TThe research involving about 48,000 tracings from patients in 12 countries spanning the world points to one pathway toward development of ECG systems that can potentially be used almost anywhere to screen for SARS-CoV-2 infection, proposes a report published June 15 in Mayo Clinic Proceedings.
Trained on about 26,000 ECGs from patients with and without COVID-19, a deep neural network (DNN) achieved a negative predictive value (NPV) for the illness in excess of 99% in a sample cohort with a 5% prevalence of patients hospitalized with the infection.
The NPV exceeded 90% even in a cohort with a SARS-CoV-2 prevalence of 35%, suggesting the tool might reliably rule out the infection under real-world conditions even during a pandemic, conclude the report’s authors, led by Zachi I. Attia, PhD, and Suraj Kapa, MD, Mayo Clinic College of Medicine, Rochester, Minnesota.
Overwhelmingly, most of the sample COVID-related 12-lead ECGs on which the DNN was trained and tested were from hospitalized patients, and the remainder were at least symptomatic, observed Kapa for theheart.org | Medscape Cardiology.
“We can only make conclusions to that extent,” he said.
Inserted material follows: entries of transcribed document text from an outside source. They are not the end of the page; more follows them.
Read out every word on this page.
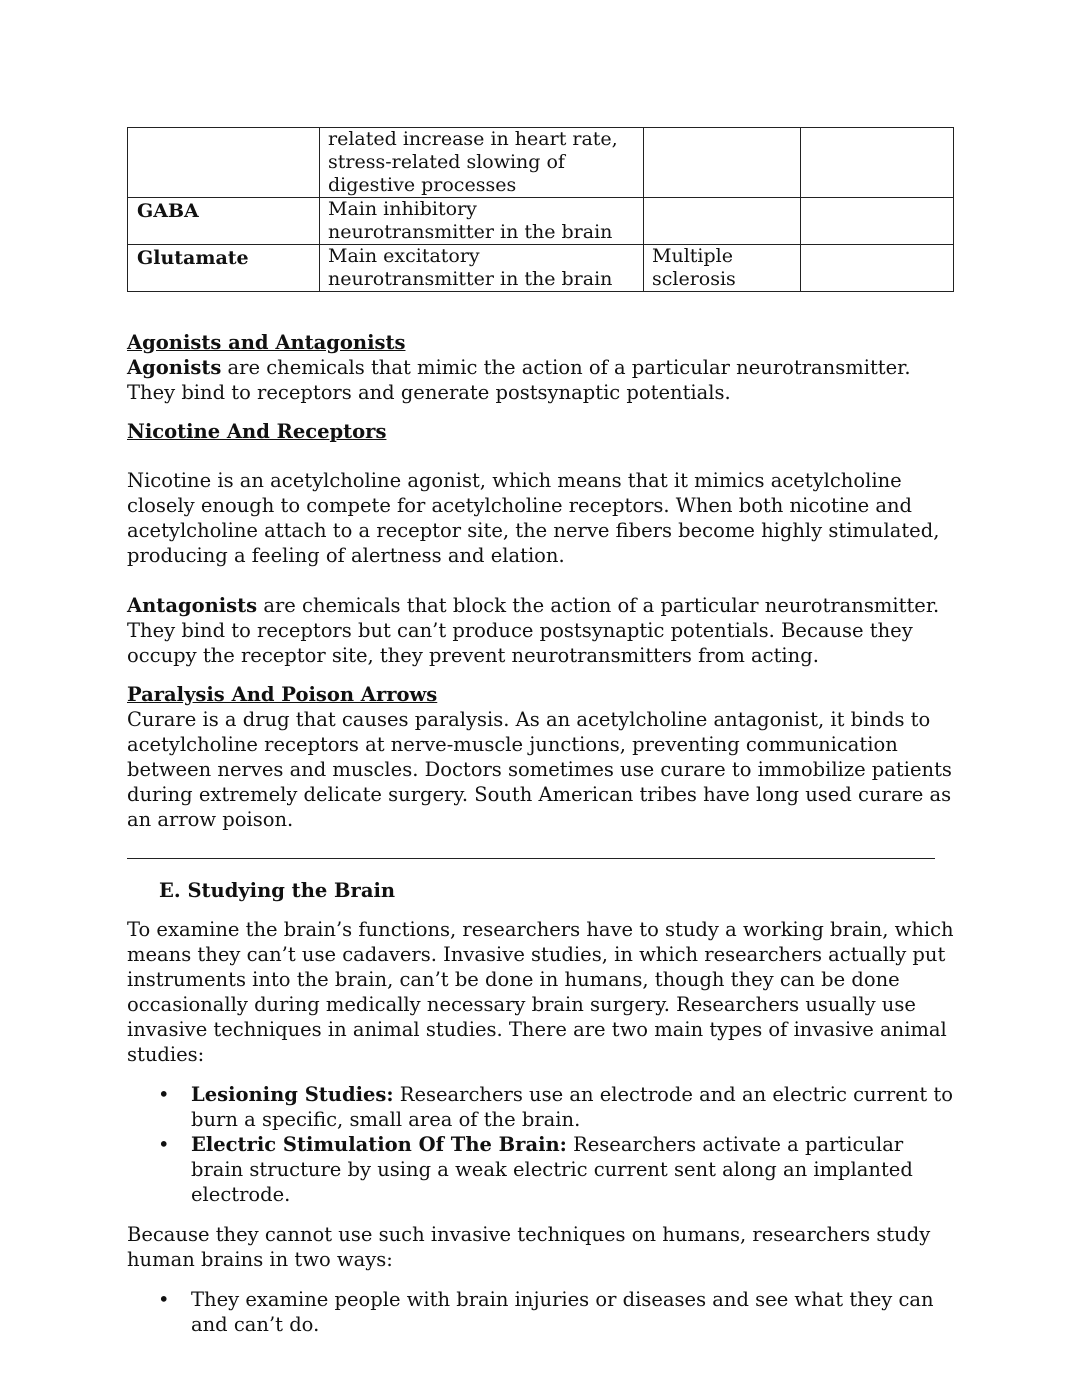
	related increase in heart rate, stress-related slowing of digestive processes		
GABA	Main inhibitory neurotransmitter in the brain		
Glutamate	Main excitatory neurotransmitter in the brain	Multiple sclerosis	

Agonists and Antagonists

Agonists are chemicals that mimic the action of a particular neurotransmitter. They bind to receptors and generate postsynaptic potentials.

Nicotine And Receptors

Nicotine is an acetylcholine agonist, which means that it mimics acetylcholine closely enough to compete for acetylcholine receptors. When both nicotine and acetylcholine attach to a receptor site, the nerve fibers become highly stimulated, producing a feeling of alertness and elation.

Antagonists are chemicals that block the action of a particular neurotransmitter. They bind to receptors but can’t produce postsynaptic potentials. Because they occupy the receptor site, they prevent neurotransmitters from acting.

Paralysis And Poison Arrows

Curare is a drug that causes paralysis. As an acetylcholine antagonist, it binds to acetylcholine receptors at nerve-muscle junctions, preventing communication between nerves and muscles. Doctors sometimes use curare to immobilize patients during extremely delicate surgery. South American tribes have long used curare as an arrow poison.

E. Studying the Brain

To examine the brain’s functions, researchers have to study a working brain, which means they can’t use cadavers. Invasive studies, in which researchers actually put instruments into the brain, can’t be done in humans, though they can be done occasionally during medically necessary brain surgery. Researchers usually use invasive techniques in animal studies. There are two main types of invasive animal studies:

• Lesioning Studies: Researchers use an electrode and an electric current to burn a specific, small area of the brain.
• Electric Stimulation Of The Brain: Researchers activate a particular brain structure by using a weak electric current sent along an implanted electrode.

Because they cannot use such invasive techniques on humans, researchers study human brains in two ways:

• They examine people with brain injuries or diseases and see what they can and can’t do.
The high NPVs in the study would apply — hypothetically in practice — only to sicker people who present to the hospital.
“To extend it to asymptomatic individuals would require further study,” Kapa said. That’s what would be needed to transfer the approach from 12-lead ECGs to handheld devices for screening in the community. “That’s something we’re looking at,” he said, in a large multicenter cohort study of whether the DNN expressed through a mobile or wearable ECG system “can have a similar accuracy to what we got with the 12-lead ECG.”
The DNN learned to recognize ECGs from patients with COVID-19 by isolating subclinical ECG features and any patterns of their distribution within the cohort that might signal or rule out the infection, a process Kapa called a “learned synthesis” of tracing characteristics and their association with the infection.
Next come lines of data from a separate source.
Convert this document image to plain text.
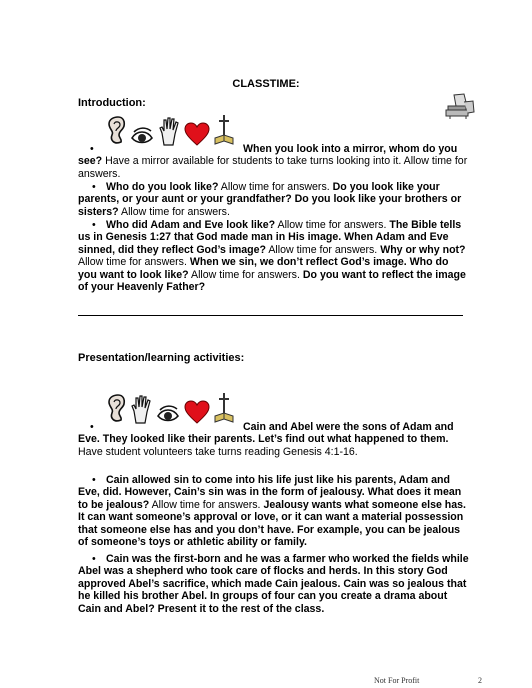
CLASSTIME:
Introduction:
•	When you look into a mirror, whom do you see? Have a mirror available for students to take turns looking into it. Allow time for answers.
• Who do you look like? Allow time for answers. Do you look like your parents, or your aunt or your grandfather? Do you look like your brothers or sisters? Allow time for answers.
• Who did Adam and Eve look like? Allow time for answers. The Bible tells us in Genesis 1:27 that God made man in His image. When Adam and Eve sinned, did they reflect God’s image? Allow time for answers. Why or why not? Allow time for answers. When we sin, we don’t reflect God’s image. Who do you want to look like? Allow time for answers. Do you want to reflect the image of your Heavenly Father?
Presentation/learning activities:
•	Cain and Abel were the sons of Adam and Eve. They looked like their parents. Let’s find out what happened to them. Have student volunteers take turns reading Genesis 4:1-16.
• Cain allowed sin to come into his life just like his parents, Adam and Eve, did. However, Cain’s sin was in the form of jealousy. What does it mean to be jealous? Allow time for answers. Jealousy wants what someone else has. It can want someone’s approval or love, or it can want a material possession that someone else has and you don’t have. For example, you can be jealous of someone’s toys or athletic ability or family.
• Cain was the first-born and he was a farmer who worked the fields while Abel was a shepherd who took care of flocks and herds. In this story God approved Abel’s sacrifice, which made Cain jealous. Cain was so jealous that he killed his brother Abel. In groups of four can you create a drama about Cain and Abel? Present it to the rest of the class.
Not For Profit	2
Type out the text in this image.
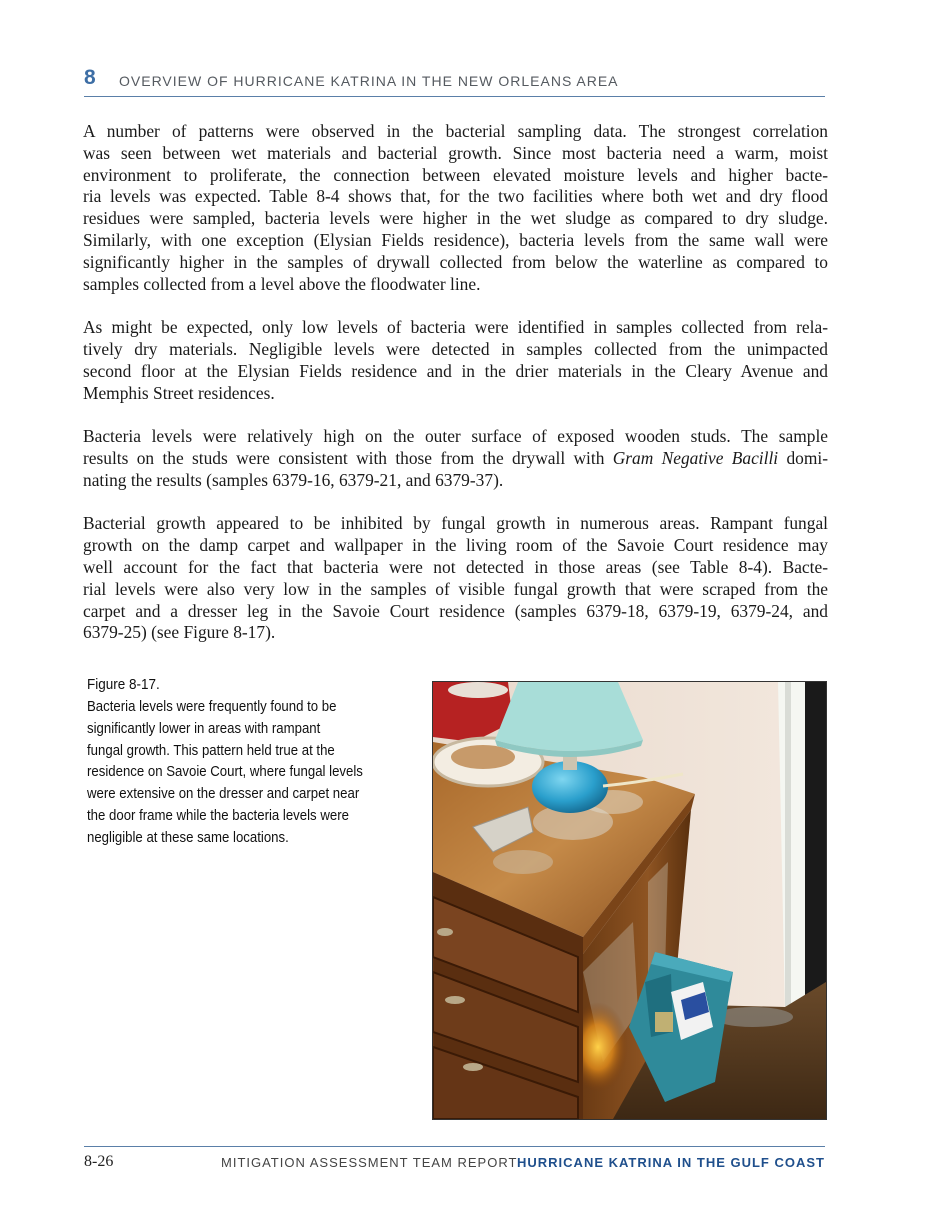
8 OVERVIEW OF HURRICANE KATRINA IN THE NEW ORLEANS AREA

A number of patterns were observed in the bacterial sampling data. The strongest correlation
was seen between wet materials and bacterial growth. Since most bacteria need a warm, moist
environment to proliferate, the connection between elevated moisture levels and higher bacte-
ria levels was expected. Table 8-4 shows that, for the two facilities where both wet and dry flood
residues were sampled, bacteria levels were higher in the wet sludge as compared to dry sludge.
Similarly, with one exception (Elysian Fields residence), bacteria levels from the same wall were
significantly higher in the samples of drywall collected from below the waterline as compared to
samples collected from a level above the floodwater line.

As might be expected, only low levels of bacteria were identified in samples collected from rela-
tively dry materials. Negligible levels were detected in samples collected from the unimpacted
second floor at the Elysian Fields residence and in the drier materials in the Cleary Avenue and
Memphis Street residences.

Bacteria levels were relatively high on the outer surface of exposed wooden studs. The sample
results on the studs were consistent with those from the drywall with Gram Negative Bacilli domi-
nating the results (samples 6379-16, 6379-21, and 6379-37).

Bacterial growth appeared to be inhibited by fungal growth in numerous areas. Rampant fungal
growth on the damp carpet and wallpaper in the living room of the Savoie Court residence may
well account for the fact that bacteria were not detected in those areas (see Table 8-4). Bacte-
rial levels were also very low in the samples of visible fungal growth that were scraped from the
carpet and a dresser leg in the Savoie Court residence (samples 6379-18, 6379-19, 6379-24, and
6379-25) (see Figure 8-17).

Figure 8-17.
Bacteria levels were frequently found to be
significantly lower in areas with rampant
fungal growth. This pattern held true at the
residence on Savoie Court, where fungal levels
were extensive on the dresser and carpet near
the door frame while the bacteria levels were
negligible at these same locations.
8-26	MITIGATION ASSESSMENT TEAM REPORT HURRICANE KATRINA IN THE GULF COAST
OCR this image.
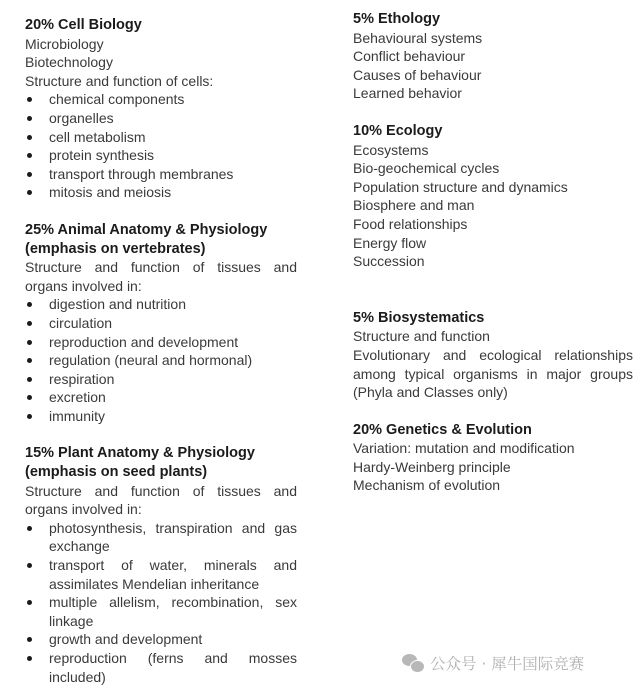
20% Cell Biology

Microbiology

Biotechnology

Structure and function of cells:

chemical components
organelles
cell metabolism
protein synthesis
transport through membranes
mitosis and meiosis

25% Animal Anatomy & Physiology (emphasis on vertebrates)

Structure and function of tissues and organs involved in:

digestion and nutrition
circulation
reproduction and development
regulation (neural and hormonal)
respiration
excretion
immunity

15% Plant Anatomy & Physiology (emphasis on seed plants)

Structure and function of tissues and organs involved in:

photosynthesis, transpiration and gas exchange
transport of water, minerals and assimilates Mendelian inheritance
multiple allelism, recombination, sex linkage
growth and development
reproduction (ferns and mosses included)

5% Ethology

Behavioural systems

Conflict behaviour

Causes of behaviour

Learned behavior

10% Ecology

Ecosystems

Bio-geochemical cycles

Population structure and dynamics

Biosphere and man

Food relationships

Energy flow

Succession

5% Biosystematics

Structure and function

Evolutionary and ecological relationships among typical organisms in major groups (Phyla and Classes only)

20% Genetics & Evolution

Variation: mutation and modification

Hardy-Weinberg principle

Mechanism of evolution

公众号 · 犀牛国际竞赛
The patterns uncovered by the DNN might not involve conventional ECG features, but can be based on mathematical relationships that can be discerned by the algorithms but are unknowable from a standard reading by a clinician, Kapa explained.
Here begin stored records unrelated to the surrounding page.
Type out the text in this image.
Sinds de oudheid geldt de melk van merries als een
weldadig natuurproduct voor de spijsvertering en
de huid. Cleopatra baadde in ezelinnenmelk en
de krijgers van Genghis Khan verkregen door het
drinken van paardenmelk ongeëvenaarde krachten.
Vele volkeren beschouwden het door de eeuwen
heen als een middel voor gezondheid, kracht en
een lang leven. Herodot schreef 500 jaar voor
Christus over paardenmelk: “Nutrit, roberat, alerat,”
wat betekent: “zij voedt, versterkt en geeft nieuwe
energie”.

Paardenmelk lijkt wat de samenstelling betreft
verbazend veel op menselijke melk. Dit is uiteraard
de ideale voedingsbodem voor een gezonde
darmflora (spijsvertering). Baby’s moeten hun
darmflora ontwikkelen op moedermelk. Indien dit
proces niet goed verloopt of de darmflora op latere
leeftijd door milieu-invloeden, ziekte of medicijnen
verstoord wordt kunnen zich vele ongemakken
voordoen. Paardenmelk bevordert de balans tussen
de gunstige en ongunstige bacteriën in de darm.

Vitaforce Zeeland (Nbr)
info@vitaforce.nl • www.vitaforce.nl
The study used ECGs obtained from patients at 28 centers in 12 countries at about the time of their confirmed COVID-19 diagnosis and from age- and sex-matched SARS-CoV-2-free control patients at the same sites, the report notes.
A DNN was trained on about 26,000 ECGs to recognize those from patients with COVID-19 and was validated on about 7,900 others obtained from a cohort with a 32.7% prevalence SARS-CoV-2 cases to which it had not been previously exposed.
The area under the curve (AUC) was 0.767 (95% CI, 0.756 – 0.778) for discernment of acute COVID-19 infection, with a sensitivity of 98%, specificity of 10%, positive predictive value (PPV) of 37%, and NPV of 91%.
A second validation process was carried out after 51,000 ECGs obtained prior to 2019 were added to the mix, bringing the COVID-19 prevalence to about 5% and making it more reflective of “a real-world population,” the report says. That led to an AUC of 0.780 (95% CI, 0.771 – 0.790), with a specificity of 12.1% and NPV of 99.2%.
Kapa said and he and his Mayo colleagues working on AI solutions focus on proof of concept for their products, “and if something works, it would be made freely available to anybody and everybody.” That means a successful AI-ECG innovation could conceivably be used broadly in products from mobile ECG companies like AliveCor, wearable makers such as Apple or Fitbit, or hospital ECG-monitor manufacturers, he said.
“The study was designed and conceived by Mayo Clinic investigators with no financial support from industry,” notes the report, which acknowledges “the generous contribution of data, time, human resources, and intellectual capital from medical centers from around the world (authors and Discover Consortium) invited to participate.” In addition, “General Electric (Marquette, WI), SHL (Tel Aviv, Israel), Philips (Amsterdam, Netherlands), and Epiphany Healthcare (Midlothian, VA) donated resources, expertise, and in some cases, equipment to aggregate electrocardiographic data into a central research server for analysis.”